"Nothing sinful about my idea, Mac. One fall or two won't break Nelson; we've got to spill him hard. If we can pick up a few pennies ourselves in the process, why, that's legitimate. The dealer is entitled to his percentage, ain't he? Now listen. Everybody's getting set for a big play over in Arkansas, as you know—salting away cheap acreage and waiting for some of the wildcats to come in. Well, last year I had a tool dresser from up there; nice boy, but he got pneumonia and it turned into the 'con,' so I took him home. He's back on his farm now, coughing his life away and doing a little bootleggin' to keep body and cough together. He's got a big place, but it's all run down and so poor you couldn't raise a dust on it with a bellows. It would be a Christian act to help him sell that goat pasture for enough to go to some nice warm country where he'd get well and they couldn't extradite him."
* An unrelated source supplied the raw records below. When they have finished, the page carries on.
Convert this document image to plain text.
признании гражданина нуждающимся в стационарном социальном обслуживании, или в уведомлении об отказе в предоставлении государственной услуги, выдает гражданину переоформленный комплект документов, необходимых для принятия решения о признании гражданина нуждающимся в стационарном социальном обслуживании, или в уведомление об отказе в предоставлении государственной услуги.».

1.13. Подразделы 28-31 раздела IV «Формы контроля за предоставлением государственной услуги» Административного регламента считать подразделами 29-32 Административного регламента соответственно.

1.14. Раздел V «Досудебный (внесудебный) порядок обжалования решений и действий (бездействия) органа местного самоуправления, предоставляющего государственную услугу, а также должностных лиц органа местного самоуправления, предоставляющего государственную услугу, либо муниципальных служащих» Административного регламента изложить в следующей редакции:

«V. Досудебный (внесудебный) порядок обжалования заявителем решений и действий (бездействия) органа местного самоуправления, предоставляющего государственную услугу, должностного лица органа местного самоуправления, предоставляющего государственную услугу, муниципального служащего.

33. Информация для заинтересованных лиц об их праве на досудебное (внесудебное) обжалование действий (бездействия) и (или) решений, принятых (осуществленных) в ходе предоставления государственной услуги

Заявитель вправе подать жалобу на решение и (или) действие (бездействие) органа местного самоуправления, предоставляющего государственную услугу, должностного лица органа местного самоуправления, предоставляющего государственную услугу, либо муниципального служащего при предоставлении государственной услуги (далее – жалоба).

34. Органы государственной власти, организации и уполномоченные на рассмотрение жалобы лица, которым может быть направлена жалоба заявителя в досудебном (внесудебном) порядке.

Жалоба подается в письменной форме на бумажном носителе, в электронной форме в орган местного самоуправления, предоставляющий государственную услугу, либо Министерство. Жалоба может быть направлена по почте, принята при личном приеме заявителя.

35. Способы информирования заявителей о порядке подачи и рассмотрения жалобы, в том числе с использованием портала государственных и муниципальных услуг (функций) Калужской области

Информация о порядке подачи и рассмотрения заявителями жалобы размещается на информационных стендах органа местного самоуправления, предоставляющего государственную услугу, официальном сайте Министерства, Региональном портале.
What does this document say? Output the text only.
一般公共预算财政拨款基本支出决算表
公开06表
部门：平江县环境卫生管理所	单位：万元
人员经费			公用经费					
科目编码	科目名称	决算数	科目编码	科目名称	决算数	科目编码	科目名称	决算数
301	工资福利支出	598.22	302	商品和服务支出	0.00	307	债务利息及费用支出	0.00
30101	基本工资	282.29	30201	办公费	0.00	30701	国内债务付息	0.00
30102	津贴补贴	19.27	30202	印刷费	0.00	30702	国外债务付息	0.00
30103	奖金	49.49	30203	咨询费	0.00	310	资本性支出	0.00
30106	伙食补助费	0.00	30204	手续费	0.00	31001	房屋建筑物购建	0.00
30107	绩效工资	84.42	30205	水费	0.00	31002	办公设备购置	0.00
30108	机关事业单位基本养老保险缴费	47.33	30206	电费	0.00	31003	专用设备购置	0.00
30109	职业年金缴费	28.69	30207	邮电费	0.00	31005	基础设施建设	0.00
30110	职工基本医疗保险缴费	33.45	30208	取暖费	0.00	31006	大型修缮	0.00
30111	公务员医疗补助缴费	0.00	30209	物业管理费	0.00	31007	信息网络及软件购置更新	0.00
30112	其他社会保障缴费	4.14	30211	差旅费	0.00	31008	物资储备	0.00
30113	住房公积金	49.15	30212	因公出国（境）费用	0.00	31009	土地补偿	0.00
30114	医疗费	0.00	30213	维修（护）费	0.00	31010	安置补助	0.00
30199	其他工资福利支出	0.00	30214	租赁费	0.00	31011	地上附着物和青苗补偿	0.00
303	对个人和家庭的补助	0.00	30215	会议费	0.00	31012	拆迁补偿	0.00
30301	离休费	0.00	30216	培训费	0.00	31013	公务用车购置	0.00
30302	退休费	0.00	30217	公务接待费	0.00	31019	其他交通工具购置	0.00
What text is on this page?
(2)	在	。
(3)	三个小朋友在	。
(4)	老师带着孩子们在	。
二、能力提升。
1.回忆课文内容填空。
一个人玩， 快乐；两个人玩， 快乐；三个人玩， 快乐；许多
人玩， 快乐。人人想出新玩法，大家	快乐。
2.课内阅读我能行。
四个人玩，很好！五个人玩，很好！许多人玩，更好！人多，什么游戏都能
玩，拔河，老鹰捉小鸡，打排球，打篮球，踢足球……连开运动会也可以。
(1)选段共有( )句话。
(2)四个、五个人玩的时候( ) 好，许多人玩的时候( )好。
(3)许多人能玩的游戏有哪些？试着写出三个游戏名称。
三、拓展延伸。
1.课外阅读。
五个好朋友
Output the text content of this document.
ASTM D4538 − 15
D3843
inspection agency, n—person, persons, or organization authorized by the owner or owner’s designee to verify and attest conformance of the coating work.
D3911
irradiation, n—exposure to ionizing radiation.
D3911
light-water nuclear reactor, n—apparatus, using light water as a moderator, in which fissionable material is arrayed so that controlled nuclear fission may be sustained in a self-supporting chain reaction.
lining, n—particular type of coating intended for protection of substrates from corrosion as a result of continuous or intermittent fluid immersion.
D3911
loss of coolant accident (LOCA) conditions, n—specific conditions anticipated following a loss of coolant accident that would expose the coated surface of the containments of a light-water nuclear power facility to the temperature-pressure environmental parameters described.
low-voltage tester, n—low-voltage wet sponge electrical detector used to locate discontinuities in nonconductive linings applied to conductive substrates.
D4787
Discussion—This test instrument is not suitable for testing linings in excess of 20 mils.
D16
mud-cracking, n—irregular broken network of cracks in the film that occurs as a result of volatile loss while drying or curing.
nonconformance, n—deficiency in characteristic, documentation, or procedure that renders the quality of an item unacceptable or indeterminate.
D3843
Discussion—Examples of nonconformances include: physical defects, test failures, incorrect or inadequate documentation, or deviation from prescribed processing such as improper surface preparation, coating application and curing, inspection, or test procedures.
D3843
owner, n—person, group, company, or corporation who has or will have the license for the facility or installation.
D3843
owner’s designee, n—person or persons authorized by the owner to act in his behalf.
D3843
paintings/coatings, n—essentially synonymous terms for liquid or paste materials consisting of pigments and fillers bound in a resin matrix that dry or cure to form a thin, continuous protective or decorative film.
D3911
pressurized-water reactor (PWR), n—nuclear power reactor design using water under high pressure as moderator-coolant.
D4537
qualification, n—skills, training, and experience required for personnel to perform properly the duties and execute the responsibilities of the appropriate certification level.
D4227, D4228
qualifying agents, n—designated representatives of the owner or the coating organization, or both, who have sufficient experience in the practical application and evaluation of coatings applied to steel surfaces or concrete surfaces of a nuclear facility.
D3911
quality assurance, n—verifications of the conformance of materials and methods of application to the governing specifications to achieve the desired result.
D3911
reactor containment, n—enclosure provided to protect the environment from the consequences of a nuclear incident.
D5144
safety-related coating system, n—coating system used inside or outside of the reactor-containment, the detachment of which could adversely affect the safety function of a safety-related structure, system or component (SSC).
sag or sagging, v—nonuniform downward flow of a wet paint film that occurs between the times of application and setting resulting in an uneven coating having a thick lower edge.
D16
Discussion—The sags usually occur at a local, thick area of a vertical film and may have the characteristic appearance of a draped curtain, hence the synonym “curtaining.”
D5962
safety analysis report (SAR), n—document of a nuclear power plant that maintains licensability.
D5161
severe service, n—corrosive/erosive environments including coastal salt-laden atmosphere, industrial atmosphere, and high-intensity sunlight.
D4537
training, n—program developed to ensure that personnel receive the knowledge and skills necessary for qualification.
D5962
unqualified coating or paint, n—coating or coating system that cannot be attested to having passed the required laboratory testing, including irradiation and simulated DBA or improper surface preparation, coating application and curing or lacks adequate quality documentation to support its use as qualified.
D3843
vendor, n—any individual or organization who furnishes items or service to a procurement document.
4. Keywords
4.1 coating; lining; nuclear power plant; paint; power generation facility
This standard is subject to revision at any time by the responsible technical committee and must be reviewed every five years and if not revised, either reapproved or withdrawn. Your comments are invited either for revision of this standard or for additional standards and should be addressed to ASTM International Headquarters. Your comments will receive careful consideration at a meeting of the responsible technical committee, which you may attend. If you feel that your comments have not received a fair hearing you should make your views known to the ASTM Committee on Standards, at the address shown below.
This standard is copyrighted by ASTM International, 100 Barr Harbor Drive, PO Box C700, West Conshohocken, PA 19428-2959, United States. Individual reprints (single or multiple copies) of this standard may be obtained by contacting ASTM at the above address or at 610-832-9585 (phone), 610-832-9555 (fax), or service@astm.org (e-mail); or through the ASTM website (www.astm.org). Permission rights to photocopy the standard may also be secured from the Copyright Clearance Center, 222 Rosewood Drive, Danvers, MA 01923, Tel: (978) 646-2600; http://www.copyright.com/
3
"Of course, if you've got a scheme that is perfectly safe," McWade ventured, charitably, "and our bit was worth it—"
"I been thinking we might help the boy sell that farm to Nelson."
"How?"
Mallow, too, was curious. "Nelson's lungs are healthy; he wouldn't cough a nickel unless the place had oil on it."
"I meant to tell you it's got oil on it. Best indications I ever saw. There's a drinking well, only the water ain't fit to drink till you skim off the 'rainbow.' Then there's a wonderful seepage into the creek. You can see the oil oozing out from under the bank, in one place. Certainly is pretty."
Stoner's hearers were intent; they exchanged puzzled glances.
Mallow was the first to speak. "Come on. What's the joker? I ain't saying you'd murder the guy for that farm, but if it's as good as that he'd of died of the plague or something, and left it to you long before this."
"In a way, I'm getting ahead of my story," Stoner continued, imperturbably. "The oil ain't actually visible, but it will be if, when, and as, Henry Nelson gets ready to buy it."
"Easy enough to pour oil into a water well, I suppose, but that wouldn't fool a child. As for salting running water, a creek—show me."